Session: 03-08-01: Micromechanics and Multiscale Modeling

Paper Number: 134323

134323 - Failure Prediction in Functionalized Cnt-Polymer Composite Materials Using Molecular Dynamics 

Deep space exploration missions require high-performance structural materials that are both lightweight and ultra-strong. CNT-based Polymer matrix composite (PMC) materials show exceptional specific strength and stiffness and can be tailored to meet the specific requirements of aerospace structural materials. PMCs show excellent material properties along the direction of CNTs or CNT structure materials such as CNT yarns, CNT socks, or CNT forests. However, the load transfer capability of these materials between reinforcement and matrix materials generally drives the interfacial strength. Functionalization of CNT surfaces with chemical groups has proven to improve the interfacial strengths of the PMCs. However, it is imperative to investigate the effects of the degree of functionalization on the structural integrity of the CNT materials. Moreover, crosslinks between the matrix polymer materials and functional groups provide additional media for load transfer. Molecular Dynamics (MD) is a computational tool that allows us to investigate the strength of materials at interfaces and quantify the effects of functional groups on the interfacial properties.

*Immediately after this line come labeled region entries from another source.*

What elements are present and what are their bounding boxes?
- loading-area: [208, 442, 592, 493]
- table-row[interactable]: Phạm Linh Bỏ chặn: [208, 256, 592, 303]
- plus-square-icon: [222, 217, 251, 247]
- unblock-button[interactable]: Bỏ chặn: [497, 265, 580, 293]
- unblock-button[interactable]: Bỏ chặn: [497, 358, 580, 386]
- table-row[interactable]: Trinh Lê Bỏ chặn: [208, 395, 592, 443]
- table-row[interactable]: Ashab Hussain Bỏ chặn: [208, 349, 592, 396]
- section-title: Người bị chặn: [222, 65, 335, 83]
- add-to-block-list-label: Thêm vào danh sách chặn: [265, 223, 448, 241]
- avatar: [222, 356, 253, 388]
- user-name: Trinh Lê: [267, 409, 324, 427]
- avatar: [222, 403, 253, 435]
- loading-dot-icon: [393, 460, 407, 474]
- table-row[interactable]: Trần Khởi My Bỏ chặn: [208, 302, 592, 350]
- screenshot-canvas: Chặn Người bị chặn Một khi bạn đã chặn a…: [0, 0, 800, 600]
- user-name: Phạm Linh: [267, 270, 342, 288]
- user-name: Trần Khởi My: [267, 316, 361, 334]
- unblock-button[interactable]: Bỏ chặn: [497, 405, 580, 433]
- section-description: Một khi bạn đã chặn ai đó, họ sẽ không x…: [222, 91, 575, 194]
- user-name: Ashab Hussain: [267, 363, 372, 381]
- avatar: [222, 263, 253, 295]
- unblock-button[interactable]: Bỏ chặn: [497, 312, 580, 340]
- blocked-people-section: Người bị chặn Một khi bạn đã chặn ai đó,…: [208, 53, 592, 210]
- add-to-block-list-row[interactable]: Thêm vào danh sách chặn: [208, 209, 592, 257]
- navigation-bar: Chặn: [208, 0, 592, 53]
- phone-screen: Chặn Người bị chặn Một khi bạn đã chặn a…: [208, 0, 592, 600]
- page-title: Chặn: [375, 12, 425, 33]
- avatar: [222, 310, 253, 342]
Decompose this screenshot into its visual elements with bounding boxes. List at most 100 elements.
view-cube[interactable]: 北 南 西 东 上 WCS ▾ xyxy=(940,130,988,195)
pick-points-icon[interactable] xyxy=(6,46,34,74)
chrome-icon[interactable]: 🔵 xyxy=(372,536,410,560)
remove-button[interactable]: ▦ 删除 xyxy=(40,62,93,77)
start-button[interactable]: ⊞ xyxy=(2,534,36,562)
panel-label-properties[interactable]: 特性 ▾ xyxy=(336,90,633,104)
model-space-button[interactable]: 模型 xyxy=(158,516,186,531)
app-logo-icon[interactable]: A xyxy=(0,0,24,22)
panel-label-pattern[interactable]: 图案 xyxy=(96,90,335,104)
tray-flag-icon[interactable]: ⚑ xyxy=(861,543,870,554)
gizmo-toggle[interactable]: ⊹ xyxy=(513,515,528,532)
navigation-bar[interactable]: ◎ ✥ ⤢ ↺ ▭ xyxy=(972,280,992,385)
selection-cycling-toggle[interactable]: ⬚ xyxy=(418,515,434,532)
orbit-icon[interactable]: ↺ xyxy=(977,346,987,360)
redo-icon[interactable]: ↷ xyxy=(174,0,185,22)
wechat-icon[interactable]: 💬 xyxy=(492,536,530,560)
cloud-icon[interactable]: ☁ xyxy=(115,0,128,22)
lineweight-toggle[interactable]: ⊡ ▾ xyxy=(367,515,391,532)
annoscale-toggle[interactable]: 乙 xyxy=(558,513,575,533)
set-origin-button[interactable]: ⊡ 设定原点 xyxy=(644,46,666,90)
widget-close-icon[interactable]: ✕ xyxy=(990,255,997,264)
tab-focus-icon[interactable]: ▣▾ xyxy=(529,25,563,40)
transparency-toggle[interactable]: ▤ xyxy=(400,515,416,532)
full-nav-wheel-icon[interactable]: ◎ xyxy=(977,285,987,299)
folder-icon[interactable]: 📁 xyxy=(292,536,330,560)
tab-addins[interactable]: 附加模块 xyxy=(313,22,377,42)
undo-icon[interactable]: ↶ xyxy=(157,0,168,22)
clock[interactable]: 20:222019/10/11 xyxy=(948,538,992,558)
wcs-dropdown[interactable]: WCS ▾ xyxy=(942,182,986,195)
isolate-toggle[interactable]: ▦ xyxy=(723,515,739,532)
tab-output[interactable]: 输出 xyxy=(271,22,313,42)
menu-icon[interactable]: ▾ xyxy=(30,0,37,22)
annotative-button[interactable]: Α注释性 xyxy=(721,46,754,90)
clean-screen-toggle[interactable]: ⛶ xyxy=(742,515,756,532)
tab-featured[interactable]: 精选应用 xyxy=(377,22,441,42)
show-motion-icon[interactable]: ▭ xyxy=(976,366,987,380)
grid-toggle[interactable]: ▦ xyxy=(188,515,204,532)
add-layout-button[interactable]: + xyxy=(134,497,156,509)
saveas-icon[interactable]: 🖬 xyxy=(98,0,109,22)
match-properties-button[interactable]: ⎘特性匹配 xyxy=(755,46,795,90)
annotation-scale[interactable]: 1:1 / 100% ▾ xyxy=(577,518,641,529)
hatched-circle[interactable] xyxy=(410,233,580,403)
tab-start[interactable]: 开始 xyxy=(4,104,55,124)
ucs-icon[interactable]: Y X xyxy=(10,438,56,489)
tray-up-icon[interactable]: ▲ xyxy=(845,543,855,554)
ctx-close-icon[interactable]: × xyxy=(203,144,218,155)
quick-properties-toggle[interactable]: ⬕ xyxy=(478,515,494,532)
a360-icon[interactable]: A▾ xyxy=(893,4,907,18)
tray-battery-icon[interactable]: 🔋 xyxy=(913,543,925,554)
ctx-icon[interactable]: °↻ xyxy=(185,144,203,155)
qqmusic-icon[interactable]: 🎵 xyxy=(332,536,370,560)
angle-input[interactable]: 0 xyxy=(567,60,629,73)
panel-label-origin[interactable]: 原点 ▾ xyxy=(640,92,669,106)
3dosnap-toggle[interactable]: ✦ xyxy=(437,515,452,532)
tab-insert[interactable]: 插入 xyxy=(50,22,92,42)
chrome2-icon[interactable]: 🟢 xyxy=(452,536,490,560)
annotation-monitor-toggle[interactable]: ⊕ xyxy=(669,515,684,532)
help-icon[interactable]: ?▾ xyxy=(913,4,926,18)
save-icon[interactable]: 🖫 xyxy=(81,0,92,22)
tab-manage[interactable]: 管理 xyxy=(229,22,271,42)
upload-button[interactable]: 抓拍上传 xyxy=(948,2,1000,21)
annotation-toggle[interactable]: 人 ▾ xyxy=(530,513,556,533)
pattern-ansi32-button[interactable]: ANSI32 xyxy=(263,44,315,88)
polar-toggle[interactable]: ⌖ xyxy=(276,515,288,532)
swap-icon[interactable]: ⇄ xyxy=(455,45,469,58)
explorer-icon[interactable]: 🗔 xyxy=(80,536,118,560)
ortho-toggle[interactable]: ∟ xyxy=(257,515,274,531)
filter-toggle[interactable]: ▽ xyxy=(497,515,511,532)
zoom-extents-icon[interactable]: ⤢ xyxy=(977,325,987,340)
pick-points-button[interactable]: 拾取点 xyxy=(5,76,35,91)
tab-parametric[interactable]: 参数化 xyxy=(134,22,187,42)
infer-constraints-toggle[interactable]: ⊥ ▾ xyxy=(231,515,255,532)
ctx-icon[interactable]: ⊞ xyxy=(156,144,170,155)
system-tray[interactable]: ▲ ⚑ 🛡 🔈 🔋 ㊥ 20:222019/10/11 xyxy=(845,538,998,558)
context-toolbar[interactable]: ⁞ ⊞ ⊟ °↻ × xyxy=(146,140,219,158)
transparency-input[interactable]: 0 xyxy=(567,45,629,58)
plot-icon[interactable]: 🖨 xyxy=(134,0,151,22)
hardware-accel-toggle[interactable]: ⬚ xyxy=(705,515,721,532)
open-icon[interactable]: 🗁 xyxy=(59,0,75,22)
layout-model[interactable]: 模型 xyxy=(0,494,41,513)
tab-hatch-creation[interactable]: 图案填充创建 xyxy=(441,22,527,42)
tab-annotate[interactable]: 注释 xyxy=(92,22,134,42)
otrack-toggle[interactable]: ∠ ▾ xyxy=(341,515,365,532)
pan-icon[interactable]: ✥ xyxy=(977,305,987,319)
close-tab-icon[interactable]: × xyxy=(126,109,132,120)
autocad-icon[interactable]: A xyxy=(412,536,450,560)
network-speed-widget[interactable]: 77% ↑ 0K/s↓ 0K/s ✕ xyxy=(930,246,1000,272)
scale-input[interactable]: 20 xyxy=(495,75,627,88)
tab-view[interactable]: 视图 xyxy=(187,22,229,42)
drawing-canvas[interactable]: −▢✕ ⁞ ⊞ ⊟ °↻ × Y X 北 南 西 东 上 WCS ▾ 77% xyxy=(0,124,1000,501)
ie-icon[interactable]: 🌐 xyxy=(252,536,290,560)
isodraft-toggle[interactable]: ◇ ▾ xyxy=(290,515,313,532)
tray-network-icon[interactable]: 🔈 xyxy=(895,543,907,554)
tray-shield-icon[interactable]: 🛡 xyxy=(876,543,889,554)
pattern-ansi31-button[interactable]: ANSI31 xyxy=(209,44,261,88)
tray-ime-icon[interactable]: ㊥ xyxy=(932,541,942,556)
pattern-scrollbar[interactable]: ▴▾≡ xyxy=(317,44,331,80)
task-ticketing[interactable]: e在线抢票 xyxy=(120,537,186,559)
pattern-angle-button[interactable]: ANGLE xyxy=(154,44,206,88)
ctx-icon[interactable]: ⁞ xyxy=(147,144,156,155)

In this work, the aerospace-grade polymer bismaleimide (BMI)-CNT PMC model is developed using MD. CNT surface is functionalized with varying degrees of functionalization with the epoxide functional group and crosslinks are modeled between BMI and CNT at the sites of functionalization. Mechanical Testing is simulated to predict the maximum force the material withstands before the failure of covalent bonds between matrix and polymer. Primary results indicate that the CNT strength and integrity are compromised as we increase the degree of functionalization beyond optimum. The optimum number of crosslinks and the degree of functionalization of the CNT surface are predicted to maximize the load transfer capability.

Presenting Author: Swapnil Bamane Michigan Technological University

Presenting Author Biography: Swapnil started working as a Ph.D. student for CMMR LAB at Michigan Tech in the Fall of 2018 under the guidance of Dr. Gregory Odegard. He holds a B.E. degree in Mechanical Engineering from the University of Pune, India. He completed an MS degree in Mechanical Engineering (Design and Manufacturing) and an MS degree in Materials Science and Engineering at Michigan Technological University. His research is primarily based on molecular dynamics (MD) modeling of high-performance polymer resins for aerospace applications. As a PhD student, he was a part of NASA STRI: USCOMP and Process Modeling projects. During his Ph.D., he interned at Idaho National Laboratory for 8 months and performed research on MD modeling of rare earth elements for efficient separation. Currently, he is continuing his research on polymer-based composites at CMMR Laboratory as a post-doctoral researcher.